Lady Gaga and Ariana Grande dancing in the rain, Tulsa living with images of the classic film, the taste of the watermelon of Harry Styles, the fight against the Goliath of Woodkid, and the emotional story about the loss of Khruangbin. Desconfinamos the images of the video clips highlights of the last few weeks and we get to the sun their referents, aesthetic and narrative.
Rain On Me (Lady Gaga, Ariana Grande)
Lady Gaga leaves the desert “chromatico” of ‘Stupid Love’ and appears on the ground of a great metropolis that could be based in any city in cyberpunk where it rains a lot: the Los Angeles of ‘Blade Runner’ to the New York of ‘Black Rain’. The difference is that in this city, in addition to drops of water, raining down daggers like to convert to Gaga at Our Lady of Sorrows. Like the previous video, ‘Rain On Me’ is articulated by means of several choreographies. The director Robert Rodriguez, with whom Gaga had worked in ‘sin City: A dame for which to kill’ (2014) and ‘Machete Kills’ (2013), disappears like tears in the rain and left in place the automatic pilot: dances as sophisticated as that of a group of teenagers in the park, inserts with close-ups also of the aesthetics of cyberpunk (with a long cable to the ‘Ghost in the Shell’), and an embrace of end-where the two divas seem to celebrate that it has finally escampado.
I was not born this way (Tulsa)
In the recommendable documentary ‘Malpartida Fluxus Village’ (2015), the filmmaker María Pérez Sanz sets up a stimulating dialogue between tradition and avant-garde, between the inhabitants of the extremaduran village of Malpartida, and the heirs of the fluxus movement who settled there in the mid-seventies. In the clip ‘I was not born this way’ uses a narrative strategy similar. The director intertwines reality and fiction in a dialectic game that refers -albeit unintentionally – to our new reality postcovid-19. For this purpose, it uses several fragments of emblematic film: Tulsa lee in bed with Dan Duryea in ‘Perversity’ (1945), sleep -do you dream of?- with the pesadillescas images of ‘Häxan: witchcraft through the ages’ (1922), prays at the altar of ‘The passion of Joan of Arc’ (1928) with Maria Falconetti, and breakfast with Laurence Olivier in ‘The divorce of lady X ” (1938). At the end, in a pirouette metalinguistics, the singer sees his own video clip sitting on the couch with the official uniform of the landfill.

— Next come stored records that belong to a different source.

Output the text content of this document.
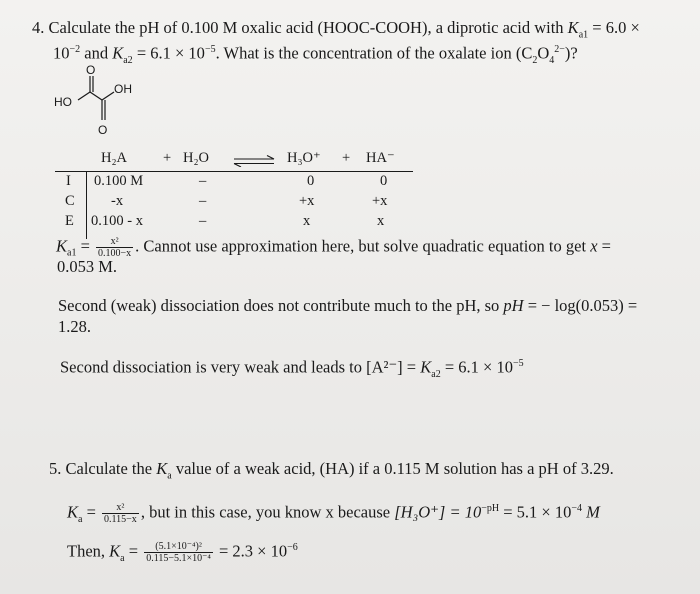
4. Calculate the pH of 0.100 M oxalic acid (HOOC-COOH), a diprotic acid with $K_{a1} = 6.0$ ×
$10^{-2}$ and $K_{a2} = 6.1 \times 10^{-5}$. What is the concentration of the oxalate ion $(C_2O_4^{2-})$?
O
HO
OH
O
H₂A + H₂O ⇌ H₃O⁺ + HA⁻
I 0.100 M	–	0	0
C	-x	–	+x	+x
E 0.100 - x	–	x	x
$K_{a1} = \frac{\text{x²}}{0.100-x}$ . Cannot use approximation here, but solve quadratic equation to get x =
0.053 M.
Second (weak) dissociation does not contribute much to the pH, so pH = − log(0.053) =
1.28.
Second dissociation is very weak and leads to $[A^{2-}] = K_{a2} = 6.1 \times 10^{-5}$
5. Calculate the $K_a$ value of a weak acid, (HA) if a 0.115 M solution has a pH of 3.29.
$K_a = \frac{\text{x²}}{0.115-x}$ , but in this case, you know x because $[H_3O^+] = 10^{-pH} = 5.1 \times 10^{-4}$ M
Then, $K_a = \frac{\text{(5.1×10⁻⁴)²}}{\text{0.115−5.1×10⁻⁴}} = 2.3 \times 10^{-6}$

Watermelon Sugar (Harry Styles)
In ‘the taste of watermelon’ (2005), the director Tsai Ming-liang made full use of the metaphorical possibilities of the water melon: of allegory sexual symbol of the barriers-physical and emotional of the contemporary world. The new video clip of Harry Styles continued taking slices metaphorical to the melon open by the director-malay (the plane of the open legs is very similar to the famous sequence of the film). As the madeleine of Proust, the watermelon of Styles works as a catalyst of evocations, as a lubricant for the memory. The singer bites the watermelon, causing a waterfall of sensations dionisiacas framed in a light fantasy summer. A dream summer in times of confinement (hence the dedication to the “sobeteo”), filmed with reminiscent style of the 70: split-screens, plans to imitate the format super-8, aesthetic hippie…
The nightmare of Greta Thunberg. The last video clip of Woodkid, directed as usual by the Yoann Lemoine, is a reinterpretation in key dystopian and ecological fable of David and Goliath. David is the worker who, grieved and confused, arrives at a gigantic open-pit mine. Goliath is the monster that feeds on fossil fuels, a leviathan in the greenhouse that opens its jaws as a metaphor for the greed of the industrial machinery. However, in this reinterpretation there is no clashing stones with slings. There is only the realization on the part of David in his helplessness and offal to the giant chasm opened in the world by Goliath. To emphasize this insignificance, Yoann Lemoine used many planes, aerial mining, and a visual style that recalls the cinema of science fiction posapocalíptico.
So We Won’t Forget (Khruangbin)
The first sequence of ‘So We Won’t Forget’ seems to mix two referents of japanese cinema: Hayao Miyazaki, with that big stuffed animal that reminds the fantastic character of ‘My neighbor Totoro’ (1988), and the humor is gentle and eccentric, with touches of violence dry, the Takeshi Kitano’s ‘Kikujiro’ (1999). The director of advertising Scott Dungate combines these two creative universes give way to an emotional story about loss and remembrance. And he does so with great skill: pedaling subtly by the comedy, braking on dry in the drama, and hurtling downhill towards a lyrical magic what more poignant. All this in a pastoral setting, with a few cherry blossoms, which resemble those found in your ad for Honda, ‘Feeling’, which contrasts with the background enormously tragic part of the story.